What many people may find unexpected is that quite a few cases of allergic skin irritations, hives or urticarial to be specific) have been linked to cannabis, both from consumption and the handling of plants.
Cannabis as also been suggested as a contributing factor in one case of eosinophilic pneumonia in which the symptoms began shortly after recreational use. However, since only one case of this has been documented, the jury is still out on whether it was caused by cannabis or purely circumstantial.
First things first, if you think you have an allergy of any sort and you want to investigate further, you will need to book an appointment with a licensed allergist. A diagnosis can sometimes be made by going over your symptoms, but in most cases, a skin prick test will be the course of action. (IgE).
An allergen-specific IgE blood test is done to check whether a person is allergic to a particular substance. Because IgE antibodies are unique to each allergen, checking for specific variants in the blood can help determine if an allergy is present. The tests are not invasive and tend to produce quick results.
Now, just because someone has a positive skin prick test to a particular allergen that doesn’t necessarily mean they will experience negative reactions. Therefore, healthcare practitioners must compare the skin test results with the time and place of a person’s symptoms to see if they match.
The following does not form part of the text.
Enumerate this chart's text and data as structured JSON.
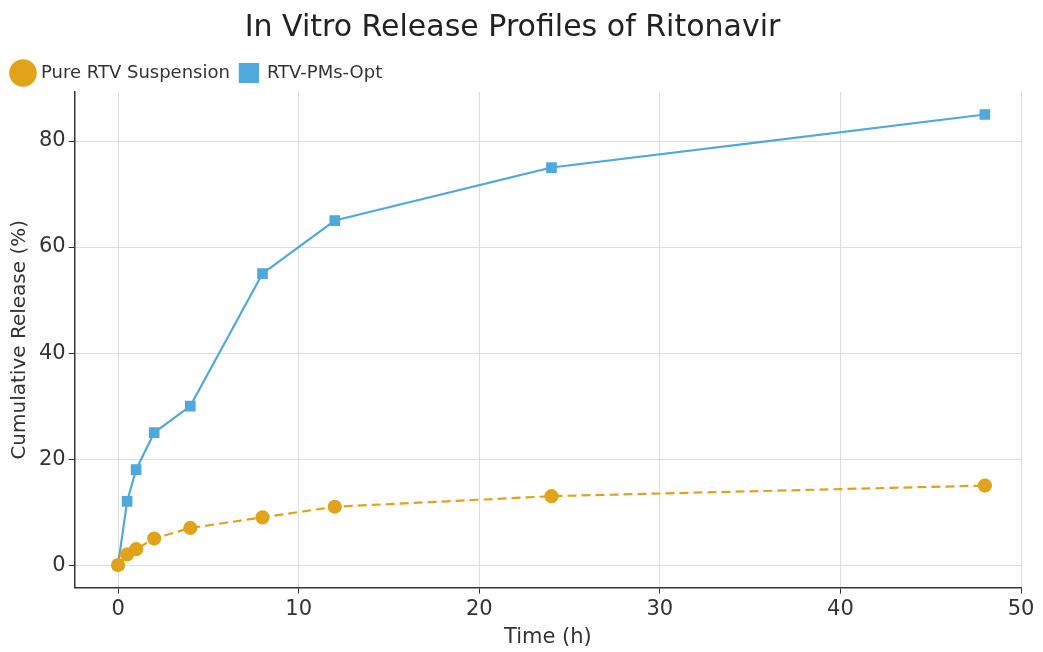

If the skin prick test comes back negative but an allergy is still suspected, an intradermal test may be administered, which just goes a bit deeper into the skin. After either one of these tests, the area is observed for about 15 minutes to see if there is a reaction. Naturally, the more intense the local reaction is, the greater the sensitivity to the allergen.
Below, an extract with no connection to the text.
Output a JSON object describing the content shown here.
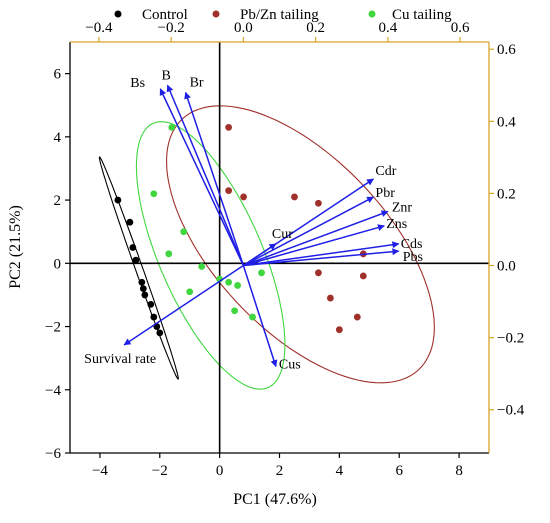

The concept of cannabis allergies is relatively new and the minimal research that we do have indicates that it’s not a very common allergy, so that’s good news! If you think you may have a cannabis allergy, speak to your healthcare practitioner to find a solution. As far as treatment options go, unfortunately there aren’t many.
Some people may use an antihistamine like Benadryl before indulging, others might have to change the products they use. With cannabis pollen being the root cause of many allergic episodes, people have had luck switching to concentrates. Just make sure to be cautious and patient as you try different methods to curb your allergic symptoms.